Sunday, February 2, 2014
More! I Want More! Building Vestibular Opps into the School Day
One of my teachers for high school students with autism told me that it was a little tricky to convince one of her students to bend over, like the quirky detective on Law and Order, to retrieve his snack and lunch from cabinets placed low to the floor. The mean OT had asked the teacher to find "naturally-occurring" opps for the students to change head positions throughout the day and the teacher figured that food was a natural motivator. She told me that about mid-year the student became more comfortable leaning over long enough to open his locker and pick out what he wanted to eat. However, he had been very reluctant at first.
When we do groups with students who appear timid about active movement or challenges to their balance, we incorporate multiple opportunities for them to turn around to a table behind the work area to select materials for the activity, look up at the adult then down to their work, draw high and low on a huge sheet of paper taped to the wall and pick up dropped items from the floor. Most of the students I see in middle and high schools sit at their desks a good amount of the day, although they do have active times when walking in the halls, during PE and vocational tasks in the school. At home they primarily lounge and watch TV or play video games.

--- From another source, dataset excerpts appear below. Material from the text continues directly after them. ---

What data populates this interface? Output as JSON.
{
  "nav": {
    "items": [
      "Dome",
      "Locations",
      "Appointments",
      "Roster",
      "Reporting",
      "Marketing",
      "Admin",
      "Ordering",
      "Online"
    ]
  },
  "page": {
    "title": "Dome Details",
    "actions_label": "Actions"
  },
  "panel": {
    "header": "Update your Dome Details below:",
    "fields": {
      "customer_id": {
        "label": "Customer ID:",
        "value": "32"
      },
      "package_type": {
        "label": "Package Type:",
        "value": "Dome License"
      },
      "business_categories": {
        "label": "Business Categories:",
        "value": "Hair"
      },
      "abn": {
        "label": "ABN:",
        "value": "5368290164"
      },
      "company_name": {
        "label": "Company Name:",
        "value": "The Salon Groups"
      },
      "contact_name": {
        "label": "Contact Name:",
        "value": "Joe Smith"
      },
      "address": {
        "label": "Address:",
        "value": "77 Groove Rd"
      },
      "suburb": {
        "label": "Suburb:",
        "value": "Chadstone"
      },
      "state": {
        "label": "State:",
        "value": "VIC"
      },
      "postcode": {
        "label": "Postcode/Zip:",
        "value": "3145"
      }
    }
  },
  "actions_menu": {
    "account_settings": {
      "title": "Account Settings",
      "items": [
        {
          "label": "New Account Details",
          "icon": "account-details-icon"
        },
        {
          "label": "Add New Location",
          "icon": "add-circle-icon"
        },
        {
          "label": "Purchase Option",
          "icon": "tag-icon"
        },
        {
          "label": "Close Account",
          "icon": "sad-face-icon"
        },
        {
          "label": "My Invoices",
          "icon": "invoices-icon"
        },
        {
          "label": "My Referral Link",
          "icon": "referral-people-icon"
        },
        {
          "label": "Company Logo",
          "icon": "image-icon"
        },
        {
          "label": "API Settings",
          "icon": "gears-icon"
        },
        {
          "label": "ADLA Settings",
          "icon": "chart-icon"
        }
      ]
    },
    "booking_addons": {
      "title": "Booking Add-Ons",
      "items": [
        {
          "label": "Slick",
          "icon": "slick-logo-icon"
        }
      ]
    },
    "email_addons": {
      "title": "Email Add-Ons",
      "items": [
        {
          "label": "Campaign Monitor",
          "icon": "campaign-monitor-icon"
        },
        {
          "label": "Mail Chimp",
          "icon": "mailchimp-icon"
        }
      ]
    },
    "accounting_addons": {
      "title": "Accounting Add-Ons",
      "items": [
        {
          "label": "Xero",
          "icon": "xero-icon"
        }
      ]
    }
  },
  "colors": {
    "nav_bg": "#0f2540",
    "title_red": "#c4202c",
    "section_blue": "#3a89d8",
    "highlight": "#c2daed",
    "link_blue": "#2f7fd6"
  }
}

Sometimes these students are very timid about losing their balance and remain immobile unless encouraged by an adult to perform a dynamic activity. Building in vestibular activities, cloaked as classroom responsibilities, or via adjusting the classroom environment (personal lockers close to the floor), can gently nudge them into more head and body movement into unaccustomed planes.
And, what about this great little guy in the photo? Well, he's a wonderful, "typical" kid. Look at him for a minute--what does your therapist eye tell you about his comfort level in this position?
I hope you see his sheer delight in being in that bucket swing, despite the ground being parallel with his cute, little face. He's looking at the photographer, so easily rotating his head to do so. One hand is flexed and holding his partially-munched cracker; his thumb is visible and not tightly drawn into his palm. His left hand is open and mostly relaxed. And that smile; you know he's loving it. More! I want more, Mom!
We might not get our students to the same level of comfort with the unpredictable world all around them, but we can make life better for them. Especially when we work with teachers to build just-right challenges into the school day.